The FDA and CDC recommended a temporary pause on the Johnson & Johnson vaccine.

Will fear of vaccines grow?

CLEVELAND, Ohio (WOIO) - A recommended pause to use of the Johnson & Johnson vaccine is leaving some Clevelanders torn on whether to any COVID-19 vaccine at all.

The Food and Drug Administration and Centers for Disease Control and Prevention recommended the temporary pause on Tuesday.

Officials say the halt is due to a possible link between the J&J vaccine and severe blood clots.

Governor Mike DeWine also asked Ohio vaccine providers not to administer the J&J vaccine while federal officials investigate potentially dangerous side effects.

Samuel Coleman tells 19 News he was already on the fence about whether to get any COVID-19 vaccine.
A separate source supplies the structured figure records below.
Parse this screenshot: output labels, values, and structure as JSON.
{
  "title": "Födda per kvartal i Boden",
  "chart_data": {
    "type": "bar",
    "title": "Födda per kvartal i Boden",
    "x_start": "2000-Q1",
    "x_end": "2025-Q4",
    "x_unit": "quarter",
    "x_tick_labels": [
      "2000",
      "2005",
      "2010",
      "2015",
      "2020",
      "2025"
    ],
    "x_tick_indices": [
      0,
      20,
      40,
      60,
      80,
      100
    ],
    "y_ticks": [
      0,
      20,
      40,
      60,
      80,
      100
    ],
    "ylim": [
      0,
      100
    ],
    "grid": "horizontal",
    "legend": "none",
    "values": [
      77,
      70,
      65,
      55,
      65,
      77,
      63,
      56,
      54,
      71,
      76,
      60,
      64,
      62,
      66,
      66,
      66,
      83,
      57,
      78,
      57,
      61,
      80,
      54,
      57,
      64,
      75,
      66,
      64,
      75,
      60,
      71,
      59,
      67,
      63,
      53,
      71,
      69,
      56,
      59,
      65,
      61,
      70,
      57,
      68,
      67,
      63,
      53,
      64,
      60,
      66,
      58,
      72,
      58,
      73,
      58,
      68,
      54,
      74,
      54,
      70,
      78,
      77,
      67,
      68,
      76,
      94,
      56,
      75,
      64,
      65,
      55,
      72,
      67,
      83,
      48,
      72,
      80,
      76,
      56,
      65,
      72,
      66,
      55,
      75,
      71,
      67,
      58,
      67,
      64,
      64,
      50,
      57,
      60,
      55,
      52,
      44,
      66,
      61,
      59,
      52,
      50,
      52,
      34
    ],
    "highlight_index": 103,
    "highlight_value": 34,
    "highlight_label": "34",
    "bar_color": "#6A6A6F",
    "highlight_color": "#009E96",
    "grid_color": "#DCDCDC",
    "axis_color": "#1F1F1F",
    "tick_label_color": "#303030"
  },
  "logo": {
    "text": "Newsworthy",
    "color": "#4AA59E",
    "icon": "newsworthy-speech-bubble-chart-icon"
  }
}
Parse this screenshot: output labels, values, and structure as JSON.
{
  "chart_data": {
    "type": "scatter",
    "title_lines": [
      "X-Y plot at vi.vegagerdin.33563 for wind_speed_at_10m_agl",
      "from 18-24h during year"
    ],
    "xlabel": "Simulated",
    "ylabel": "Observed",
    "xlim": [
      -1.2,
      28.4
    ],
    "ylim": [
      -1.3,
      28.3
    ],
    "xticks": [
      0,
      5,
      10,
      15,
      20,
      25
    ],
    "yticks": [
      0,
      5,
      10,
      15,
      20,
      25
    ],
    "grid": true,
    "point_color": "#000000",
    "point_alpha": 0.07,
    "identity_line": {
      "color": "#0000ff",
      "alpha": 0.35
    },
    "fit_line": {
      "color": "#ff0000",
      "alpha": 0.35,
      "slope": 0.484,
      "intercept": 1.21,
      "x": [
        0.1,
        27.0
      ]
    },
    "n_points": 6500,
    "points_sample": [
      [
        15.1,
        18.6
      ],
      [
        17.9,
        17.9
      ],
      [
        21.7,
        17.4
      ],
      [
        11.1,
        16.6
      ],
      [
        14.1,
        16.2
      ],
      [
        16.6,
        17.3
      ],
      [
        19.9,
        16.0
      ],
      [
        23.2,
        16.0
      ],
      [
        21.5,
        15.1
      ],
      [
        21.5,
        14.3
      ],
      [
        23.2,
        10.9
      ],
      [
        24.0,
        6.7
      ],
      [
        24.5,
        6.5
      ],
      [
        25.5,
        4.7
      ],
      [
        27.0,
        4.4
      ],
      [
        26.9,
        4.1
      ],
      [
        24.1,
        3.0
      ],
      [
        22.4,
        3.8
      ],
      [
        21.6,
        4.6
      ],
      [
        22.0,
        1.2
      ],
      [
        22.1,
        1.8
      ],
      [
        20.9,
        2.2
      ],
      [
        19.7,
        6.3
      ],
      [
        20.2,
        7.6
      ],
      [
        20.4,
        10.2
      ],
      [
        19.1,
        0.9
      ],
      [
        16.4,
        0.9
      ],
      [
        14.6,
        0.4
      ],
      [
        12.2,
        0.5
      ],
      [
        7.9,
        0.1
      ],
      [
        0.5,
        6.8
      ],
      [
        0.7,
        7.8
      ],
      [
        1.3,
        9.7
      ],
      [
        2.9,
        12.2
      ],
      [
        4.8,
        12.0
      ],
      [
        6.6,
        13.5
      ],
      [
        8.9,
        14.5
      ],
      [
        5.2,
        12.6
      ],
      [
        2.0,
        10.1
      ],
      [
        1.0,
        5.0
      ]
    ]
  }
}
But, after the Johnson & Johnson announcement, he’s even more hesitant.

“I saw that and I’m like,’Wow, I don’t know what to think,’” Coleman said.

The six cases the FDA and CDC are investigating happened in women, between the ages of 18 and 48. Symptoms were seen six to 13 days after vaccination.

Experts have yet to figure out in what way, if any, the vaccine is responsible for the clots.

Health experts are emphasizing that for most people the benefits of the COVID vaccines (Pfizer, Moderna, and J&J) still far outweigh the risks.

Coleman says his hesitation to get any of the COVID-19 vaccines has always been due to possible side effects, noting he takes a number of medications, including ones for high blood pressure and diabetes.

Coleman isn’t alone when it comes to this fear.

According to a study out of Carnegie Mellon University, 45% of those who said they definitely wouldn’t get the vaccine said it was due to fear of side effects. The second most common reason was folks wanting to wait to see if the vaccines were safe.